LLMs in workflow.yaml
This matches what appears under llms: in the examples, e.g. e2e-tests/dragent/nat/workflow.yaml.
What you usually declare
datarobot-llm-component is the flexible option: it follows the same gateway / deployment / NIM / external routing as your environment variables (see LLM configuration (shared)). You can name the key anything (datarobot_llm is just the label used elsewhere as llm_name).

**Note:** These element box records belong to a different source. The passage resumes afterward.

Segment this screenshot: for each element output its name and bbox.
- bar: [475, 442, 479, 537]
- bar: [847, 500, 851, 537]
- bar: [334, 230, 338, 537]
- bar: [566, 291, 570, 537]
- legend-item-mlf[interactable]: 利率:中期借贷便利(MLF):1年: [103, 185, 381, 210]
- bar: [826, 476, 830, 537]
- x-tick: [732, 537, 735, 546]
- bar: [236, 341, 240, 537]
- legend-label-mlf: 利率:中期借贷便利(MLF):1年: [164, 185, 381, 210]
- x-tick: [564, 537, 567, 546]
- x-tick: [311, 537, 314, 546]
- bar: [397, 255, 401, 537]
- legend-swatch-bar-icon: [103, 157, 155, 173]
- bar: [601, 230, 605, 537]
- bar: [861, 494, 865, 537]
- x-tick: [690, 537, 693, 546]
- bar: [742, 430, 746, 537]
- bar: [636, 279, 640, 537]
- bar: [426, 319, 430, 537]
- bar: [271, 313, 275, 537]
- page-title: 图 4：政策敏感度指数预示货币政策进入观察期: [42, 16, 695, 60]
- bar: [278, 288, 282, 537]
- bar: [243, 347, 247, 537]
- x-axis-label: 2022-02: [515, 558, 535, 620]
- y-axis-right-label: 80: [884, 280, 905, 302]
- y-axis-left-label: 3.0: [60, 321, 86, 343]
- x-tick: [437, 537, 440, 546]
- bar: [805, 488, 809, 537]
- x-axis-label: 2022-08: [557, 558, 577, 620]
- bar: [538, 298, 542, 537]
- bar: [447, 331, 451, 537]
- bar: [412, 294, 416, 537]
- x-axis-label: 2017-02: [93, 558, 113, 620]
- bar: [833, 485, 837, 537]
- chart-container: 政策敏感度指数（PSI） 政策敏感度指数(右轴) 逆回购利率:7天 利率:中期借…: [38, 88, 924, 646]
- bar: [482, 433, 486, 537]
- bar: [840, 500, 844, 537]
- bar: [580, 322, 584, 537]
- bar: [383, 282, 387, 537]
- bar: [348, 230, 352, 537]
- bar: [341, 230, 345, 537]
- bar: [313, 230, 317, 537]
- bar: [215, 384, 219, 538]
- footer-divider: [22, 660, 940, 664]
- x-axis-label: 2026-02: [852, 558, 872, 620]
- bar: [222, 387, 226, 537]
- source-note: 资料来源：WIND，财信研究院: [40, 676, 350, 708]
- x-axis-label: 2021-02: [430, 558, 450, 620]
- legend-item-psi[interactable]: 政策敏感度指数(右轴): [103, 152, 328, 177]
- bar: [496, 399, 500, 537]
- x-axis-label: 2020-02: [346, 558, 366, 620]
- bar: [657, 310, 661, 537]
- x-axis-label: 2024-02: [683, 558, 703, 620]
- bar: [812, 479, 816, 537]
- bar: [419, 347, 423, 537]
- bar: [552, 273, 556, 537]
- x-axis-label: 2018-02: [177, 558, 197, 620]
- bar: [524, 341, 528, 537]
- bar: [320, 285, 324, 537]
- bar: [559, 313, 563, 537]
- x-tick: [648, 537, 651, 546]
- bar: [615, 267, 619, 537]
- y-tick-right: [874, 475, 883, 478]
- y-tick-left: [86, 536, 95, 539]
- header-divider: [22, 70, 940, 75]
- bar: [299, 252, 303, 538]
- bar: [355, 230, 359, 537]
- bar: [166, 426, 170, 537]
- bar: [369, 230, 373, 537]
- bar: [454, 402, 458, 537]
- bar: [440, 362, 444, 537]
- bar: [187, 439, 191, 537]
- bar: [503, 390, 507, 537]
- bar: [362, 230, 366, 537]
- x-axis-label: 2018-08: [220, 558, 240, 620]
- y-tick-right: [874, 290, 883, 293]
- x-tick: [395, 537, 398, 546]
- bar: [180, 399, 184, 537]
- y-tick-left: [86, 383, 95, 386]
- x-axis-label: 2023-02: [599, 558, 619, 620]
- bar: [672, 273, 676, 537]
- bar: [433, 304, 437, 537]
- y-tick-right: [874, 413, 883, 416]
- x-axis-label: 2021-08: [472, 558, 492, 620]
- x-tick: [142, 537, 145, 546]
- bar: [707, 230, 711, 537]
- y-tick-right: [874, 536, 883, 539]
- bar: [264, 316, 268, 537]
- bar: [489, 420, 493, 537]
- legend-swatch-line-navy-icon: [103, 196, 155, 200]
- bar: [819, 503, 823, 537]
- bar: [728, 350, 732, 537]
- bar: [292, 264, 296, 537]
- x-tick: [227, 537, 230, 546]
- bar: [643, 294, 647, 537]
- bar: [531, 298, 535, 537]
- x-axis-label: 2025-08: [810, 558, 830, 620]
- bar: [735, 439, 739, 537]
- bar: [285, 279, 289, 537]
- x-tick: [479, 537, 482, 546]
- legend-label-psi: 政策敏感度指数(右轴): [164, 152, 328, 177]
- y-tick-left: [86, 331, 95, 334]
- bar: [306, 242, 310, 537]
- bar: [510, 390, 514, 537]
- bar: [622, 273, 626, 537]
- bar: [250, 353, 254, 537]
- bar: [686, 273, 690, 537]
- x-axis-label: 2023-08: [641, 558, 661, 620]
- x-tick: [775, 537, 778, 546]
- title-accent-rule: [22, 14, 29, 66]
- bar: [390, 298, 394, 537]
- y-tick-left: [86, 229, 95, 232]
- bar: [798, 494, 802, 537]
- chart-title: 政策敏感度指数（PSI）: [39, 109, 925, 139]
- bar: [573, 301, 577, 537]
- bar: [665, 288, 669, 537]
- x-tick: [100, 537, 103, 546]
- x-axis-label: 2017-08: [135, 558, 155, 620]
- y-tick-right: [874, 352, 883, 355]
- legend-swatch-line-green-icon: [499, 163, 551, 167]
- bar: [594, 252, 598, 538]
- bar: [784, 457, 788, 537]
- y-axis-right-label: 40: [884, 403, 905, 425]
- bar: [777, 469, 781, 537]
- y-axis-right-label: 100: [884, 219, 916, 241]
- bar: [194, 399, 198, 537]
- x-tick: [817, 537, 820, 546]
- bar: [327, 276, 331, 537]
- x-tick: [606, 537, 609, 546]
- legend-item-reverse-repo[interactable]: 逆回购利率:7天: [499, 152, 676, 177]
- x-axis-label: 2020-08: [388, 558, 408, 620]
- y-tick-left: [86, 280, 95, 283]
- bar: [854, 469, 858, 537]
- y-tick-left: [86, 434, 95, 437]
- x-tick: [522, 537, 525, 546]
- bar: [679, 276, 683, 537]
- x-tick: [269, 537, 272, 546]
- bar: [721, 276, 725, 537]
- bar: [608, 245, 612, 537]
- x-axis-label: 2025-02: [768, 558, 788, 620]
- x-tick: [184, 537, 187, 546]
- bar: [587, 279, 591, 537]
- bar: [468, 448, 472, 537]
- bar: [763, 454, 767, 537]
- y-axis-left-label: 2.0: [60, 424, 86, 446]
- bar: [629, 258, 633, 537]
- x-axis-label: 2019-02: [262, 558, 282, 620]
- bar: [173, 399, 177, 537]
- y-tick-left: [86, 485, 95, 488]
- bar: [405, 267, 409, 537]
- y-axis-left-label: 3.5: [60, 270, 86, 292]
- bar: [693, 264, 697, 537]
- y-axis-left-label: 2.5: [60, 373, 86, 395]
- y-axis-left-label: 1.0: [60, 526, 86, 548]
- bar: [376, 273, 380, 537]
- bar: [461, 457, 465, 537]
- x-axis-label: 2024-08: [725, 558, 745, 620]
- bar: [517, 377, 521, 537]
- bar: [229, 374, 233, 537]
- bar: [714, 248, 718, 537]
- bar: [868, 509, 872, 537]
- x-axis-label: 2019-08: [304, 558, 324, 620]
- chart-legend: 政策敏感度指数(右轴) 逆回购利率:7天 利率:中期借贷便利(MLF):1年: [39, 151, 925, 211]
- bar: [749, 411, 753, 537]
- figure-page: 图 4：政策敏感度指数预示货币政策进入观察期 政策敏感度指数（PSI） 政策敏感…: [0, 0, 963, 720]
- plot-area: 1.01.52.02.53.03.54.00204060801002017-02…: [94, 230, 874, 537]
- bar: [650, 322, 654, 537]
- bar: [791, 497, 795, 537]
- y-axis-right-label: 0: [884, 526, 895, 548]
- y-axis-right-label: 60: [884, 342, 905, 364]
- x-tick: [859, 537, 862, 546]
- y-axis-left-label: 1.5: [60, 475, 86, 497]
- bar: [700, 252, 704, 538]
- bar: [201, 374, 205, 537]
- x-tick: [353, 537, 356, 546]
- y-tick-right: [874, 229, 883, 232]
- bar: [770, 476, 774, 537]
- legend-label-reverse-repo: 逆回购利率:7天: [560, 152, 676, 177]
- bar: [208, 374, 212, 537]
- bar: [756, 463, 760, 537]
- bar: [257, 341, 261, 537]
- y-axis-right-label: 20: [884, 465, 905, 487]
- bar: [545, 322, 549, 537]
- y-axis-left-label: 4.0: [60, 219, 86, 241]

Other _type values you may see
_type |
When it appears |
|---|---|
datarobot-llm-gateway |
Gateway only; no per-deployment id in the block. |
datarobot-llm-deployment |
Fixed LLM deployment; often includes deployment id and optional headers in YAML. |
datarobot-nim |
NIM deployment on DataRobot. |
datarobot-litellm |
External LiteLLM providers; provider keys still come from the environment. |
datarobot-llm-router |
Primary + fallback LLMs with automatic failover via LiteLLM Router; includes primary, fallbacks, and optional tuning field num_retries. |
The exact fields inside each block mirror what you would set in env for routing (model name, gateway on/off, deployment ids). Prefer the same env vars as the e2e tests unless you need to pin something in YAML for a deployment.

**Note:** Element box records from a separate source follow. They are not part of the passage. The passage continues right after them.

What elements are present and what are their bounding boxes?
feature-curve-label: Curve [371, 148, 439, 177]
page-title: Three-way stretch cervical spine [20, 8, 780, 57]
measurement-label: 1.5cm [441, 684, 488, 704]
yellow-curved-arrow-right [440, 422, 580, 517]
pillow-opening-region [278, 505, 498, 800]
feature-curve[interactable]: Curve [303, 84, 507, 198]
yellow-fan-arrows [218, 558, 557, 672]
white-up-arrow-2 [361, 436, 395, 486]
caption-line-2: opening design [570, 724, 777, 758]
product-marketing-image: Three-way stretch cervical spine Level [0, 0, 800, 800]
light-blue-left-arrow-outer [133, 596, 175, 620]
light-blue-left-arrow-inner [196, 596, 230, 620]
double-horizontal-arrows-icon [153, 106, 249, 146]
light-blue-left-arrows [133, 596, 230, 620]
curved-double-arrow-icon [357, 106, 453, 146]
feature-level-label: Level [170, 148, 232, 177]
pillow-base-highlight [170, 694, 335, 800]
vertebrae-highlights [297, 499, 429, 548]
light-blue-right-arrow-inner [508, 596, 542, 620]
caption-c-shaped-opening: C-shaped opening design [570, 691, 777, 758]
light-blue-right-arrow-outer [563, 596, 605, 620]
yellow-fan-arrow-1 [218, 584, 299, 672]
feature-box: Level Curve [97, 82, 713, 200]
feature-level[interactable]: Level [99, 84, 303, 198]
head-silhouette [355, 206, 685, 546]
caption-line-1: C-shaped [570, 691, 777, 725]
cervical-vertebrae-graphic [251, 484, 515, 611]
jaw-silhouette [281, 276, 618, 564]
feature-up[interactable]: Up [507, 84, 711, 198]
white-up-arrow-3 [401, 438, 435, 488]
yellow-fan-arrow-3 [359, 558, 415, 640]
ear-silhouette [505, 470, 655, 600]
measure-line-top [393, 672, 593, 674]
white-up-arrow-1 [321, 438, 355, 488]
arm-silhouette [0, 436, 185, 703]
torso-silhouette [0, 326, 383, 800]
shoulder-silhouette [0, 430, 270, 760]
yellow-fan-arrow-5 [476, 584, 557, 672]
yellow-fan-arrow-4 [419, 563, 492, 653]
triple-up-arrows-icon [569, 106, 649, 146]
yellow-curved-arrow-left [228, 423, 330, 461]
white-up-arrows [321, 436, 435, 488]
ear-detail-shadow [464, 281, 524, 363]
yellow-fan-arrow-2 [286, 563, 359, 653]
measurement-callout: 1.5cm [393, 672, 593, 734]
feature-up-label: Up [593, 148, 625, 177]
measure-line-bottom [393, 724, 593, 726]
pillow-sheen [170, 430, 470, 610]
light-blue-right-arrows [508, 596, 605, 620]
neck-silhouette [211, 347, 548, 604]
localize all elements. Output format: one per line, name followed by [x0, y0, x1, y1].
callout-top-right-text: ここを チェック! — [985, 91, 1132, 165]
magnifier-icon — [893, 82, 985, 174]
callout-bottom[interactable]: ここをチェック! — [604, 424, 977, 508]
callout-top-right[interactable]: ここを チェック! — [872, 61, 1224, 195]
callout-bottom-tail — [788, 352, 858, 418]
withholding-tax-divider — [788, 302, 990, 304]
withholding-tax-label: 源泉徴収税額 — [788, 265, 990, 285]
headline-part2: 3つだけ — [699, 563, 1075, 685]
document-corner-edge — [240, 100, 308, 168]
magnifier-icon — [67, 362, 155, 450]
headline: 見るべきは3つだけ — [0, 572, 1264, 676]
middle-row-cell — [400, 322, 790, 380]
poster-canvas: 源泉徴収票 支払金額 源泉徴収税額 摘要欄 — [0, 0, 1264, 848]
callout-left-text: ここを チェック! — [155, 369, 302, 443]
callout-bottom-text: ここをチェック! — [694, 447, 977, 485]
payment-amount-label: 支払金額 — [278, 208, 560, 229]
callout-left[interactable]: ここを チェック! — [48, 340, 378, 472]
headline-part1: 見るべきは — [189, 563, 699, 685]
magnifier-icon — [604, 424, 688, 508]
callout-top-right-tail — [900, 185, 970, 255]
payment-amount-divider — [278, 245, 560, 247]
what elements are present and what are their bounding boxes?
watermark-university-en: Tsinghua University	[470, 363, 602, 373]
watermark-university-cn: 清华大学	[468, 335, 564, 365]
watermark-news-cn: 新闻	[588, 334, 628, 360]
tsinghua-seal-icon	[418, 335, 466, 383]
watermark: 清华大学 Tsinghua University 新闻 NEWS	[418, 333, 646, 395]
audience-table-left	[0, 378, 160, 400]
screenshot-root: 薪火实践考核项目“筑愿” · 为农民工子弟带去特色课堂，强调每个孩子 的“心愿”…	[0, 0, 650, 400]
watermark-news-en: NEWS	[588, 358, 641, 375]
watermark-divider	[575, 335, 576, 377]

Passing extra kwargs with extra_body
Add extra_body to any LLM block to forward arbitrary key-value pairs in the request body. Works with every _type. This is a dedicated top-level field; LangGraph clients move it into model_kwargs.extra_body automatically.
llms:
datarobot_llm:
_type: datarobot-llm-component
extra_body:
mock_response: "this is a mock response"
Enable LLM extended reasoning (parameters format for Anthropic model before version 4.6).
llms:
datarobot_llm:
_type: datarobot-llm-component
extra_body:
thinking:
type: enabled
budget_tokens: 1024
See litellm documentation for a specific provider to setup correct extra_body for your model.
Linking workflows to an LLM
Any workflow or functions.* entry that needs a model sets llm_name: to the key under llms: (e.g. llm_name: datarobot_llm).